TRIBUNNEWSBOGOR.COM - Ratusan mahasiswa dari berbagai kampus di Jabodetabek pada Jumat (12/06/2026) menggelar aksi unjuk rasa besar-besaran mulai dari kawasan Bundaran Hotel Indonesia (HI) hingga Gedung DPR RI.
Aksi yang mengusung tema "Menuju Indonesia Bangkrut" ini membawa sejumlah tuntutan kuat, mulai dari penurunan harga BBM dan kebutuhan pokok, penghentian pemborosan APBN, hingga kritik tajam terhadap berbagai kebijakan pemerintah saat ini yang dinilai tidak berpihak pada rakyat.
Gerakan ini juga mendapat dukungan moril yang kuat dari kelompok pendukung Sida yang menyuarakan keresahan serupa terhadap kondisi nasional.
Merespons situasi tersebut, Muhammad Hafiz (21), seorang mahasiswa Universitas Pakuan yang turut mengamati jalannya aksi, mengungkapkan bahwa gejolak hari ini merupakan puncak dari akumulasi keresahan kelompok sipil.
"Sebenarnya motifnya banyak ya. Yang pertama dari kebijakan-kebijakan pemerintah yang dibuat baik secara langsung maupun tidak langsung. Ini akumulasi kekecewaan, kumpulan kekecewaan para mahasiswa dan masyarakat yang memang terjadi di akhir-akhir ini, seperti anjloknya nilai rupiah, lalu kenaikan harga BBM, dan kebijakan-kebijakan lainnya," ujar Hafiz kepada TribunnewsBogor.
Dari sekian banyak persoalan yang ada, Hafiz menekankan bahwa anjloknya nilai tukar rupiah terhadap ekonomi menjadi isu yang paling membuatnya resah karena berdampak domino pada sektor energi.

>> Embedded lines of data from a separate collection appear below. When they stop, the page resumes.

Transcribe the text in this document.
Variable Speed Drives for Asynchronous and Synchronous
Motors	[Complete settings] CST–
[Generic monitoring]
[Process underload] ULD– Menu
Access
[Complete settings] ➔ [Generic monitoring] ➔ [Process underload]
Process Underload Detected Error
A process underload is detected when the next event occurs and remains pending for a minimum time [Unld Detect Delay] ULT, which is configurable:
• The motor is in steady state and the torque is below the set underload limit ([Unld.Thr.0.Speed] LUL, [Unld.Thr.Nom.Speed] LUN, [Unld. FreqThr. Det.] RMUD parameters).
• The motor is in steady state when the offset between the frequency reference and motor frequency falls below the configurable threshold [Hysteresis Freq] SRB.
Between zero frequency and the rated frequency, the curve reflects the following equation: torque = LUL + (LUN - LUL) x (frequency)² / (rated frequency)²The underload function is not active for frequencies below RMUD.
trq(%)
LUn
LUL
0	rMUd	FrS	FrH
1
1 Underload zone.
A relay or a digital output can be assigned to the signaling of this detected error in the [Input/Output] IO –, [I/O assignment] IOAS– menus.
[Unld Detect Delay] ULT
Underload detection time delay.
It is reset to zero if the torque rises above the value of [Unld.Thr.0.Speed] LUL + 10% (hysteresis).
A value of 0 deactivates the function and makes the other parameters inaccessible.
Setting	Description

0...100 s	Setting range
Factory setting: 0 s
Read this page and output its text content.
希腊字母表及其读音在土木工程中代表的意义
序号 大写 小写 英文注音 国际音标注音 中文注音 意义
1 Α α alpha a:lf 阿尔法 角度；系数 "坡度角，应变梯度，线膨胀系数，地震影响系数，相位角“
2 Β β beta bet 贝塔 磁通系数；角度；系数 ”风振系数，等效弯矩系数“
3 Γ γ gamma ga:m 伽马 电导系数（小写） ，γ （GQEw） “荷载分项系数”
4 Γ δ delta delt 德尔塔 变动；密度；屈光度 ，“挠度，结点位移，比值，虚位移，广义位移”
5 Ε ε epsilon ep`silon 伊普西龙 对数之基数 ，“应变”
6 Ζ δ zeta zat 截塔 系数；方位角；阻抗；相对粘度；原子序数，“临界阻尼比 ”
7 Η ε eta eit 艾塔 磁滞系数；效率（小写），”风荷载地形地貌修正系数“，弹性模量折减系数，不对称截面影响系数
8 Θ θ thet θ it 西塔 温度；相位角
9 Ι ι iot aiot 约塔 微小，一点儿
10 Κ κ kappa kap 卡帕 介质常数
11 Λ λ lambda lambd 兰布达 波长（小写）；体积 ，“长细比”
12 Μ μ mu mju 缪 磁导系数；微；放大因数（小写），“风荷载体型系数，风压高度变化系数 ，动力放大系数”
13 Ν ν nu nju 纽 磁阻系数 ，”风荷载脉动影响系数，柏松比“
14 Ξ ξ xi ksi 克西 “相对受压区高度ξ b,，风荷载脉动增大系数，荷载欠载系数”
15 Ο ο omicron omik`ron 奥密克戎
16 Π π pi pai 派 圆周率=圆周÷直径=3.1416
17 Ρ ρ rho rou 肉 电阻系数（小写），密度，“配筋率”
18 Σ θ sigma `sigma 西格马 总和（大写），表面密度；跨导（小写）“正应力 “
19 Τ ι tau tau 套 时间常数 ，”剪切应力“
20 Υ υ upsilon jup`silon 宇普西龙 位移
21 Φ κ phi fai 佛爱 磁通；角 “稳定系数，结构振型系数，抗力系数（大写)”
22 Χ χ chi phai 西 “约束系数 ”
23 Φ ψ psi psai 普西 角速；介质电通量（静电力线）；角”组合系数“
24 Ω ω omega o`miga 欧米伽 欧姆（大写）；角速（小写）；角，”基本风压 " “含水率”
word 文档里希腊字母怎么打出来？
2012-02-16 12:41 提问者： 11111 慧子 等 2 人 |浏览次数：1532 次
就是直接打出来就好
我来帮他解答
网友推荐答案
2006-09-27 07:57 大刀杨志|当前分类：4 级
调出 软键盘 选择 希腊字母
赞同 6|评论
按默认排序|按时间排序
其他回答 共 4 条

Ia mengkhawatirkan rumor kenaikan harga BBM jenis Pertamax yang sempat mencuat di beberapa wilayah justru akan ikut menyeret kenaikan harga BBM bersubsidi seperti Pertalite ke depannya.
Selain masalah ekonomi makro, Hafiz mendesak adanya evaluasi substantif terkait pemborosan APBN serta transparansi dalam program BLT Mitigasi (BLT-MBG).
Ia bahkan secara spesifik menyinggung adanya isu keterlibatan nama-nama besar di luar tersangka yang sudah ada, seperti Erick Thohir dan Sandiaga Uno, yang disebut-sebut siap menjadi justice collaborator untuk membuka fakta terkait dugaan kasus korupsi di program bantuan tersebut.
Oleh karena itu, ia menuntut respons konkret berupa kebijakan nyata dari Presiden Republik Indonesia selaku kepala pemerintahan, serta para menteri terkait seperti Menteri ESDM dan Menteri Keuangan.
Hafiz menegaskan bahwa pemerintah minimal harus mendengar dan menaungi aspirasi ini agar tidak terjadi kesimpangsiuran informasi yang memicu pergolakan lebih lanjut di masyarakat.
Jika tuntutan dan harapan ini tetap diabaikan tanpa ada kebijakan responsif, ia menyatakan tidak menutup kemungkinan akan terjadi konsolidasi akbar yang memicu gerakan unjuk rasa serupa dari kalangan mahasiswa dan masyarakat dengan massa yang jauh lebih besar serta masif ke depannya.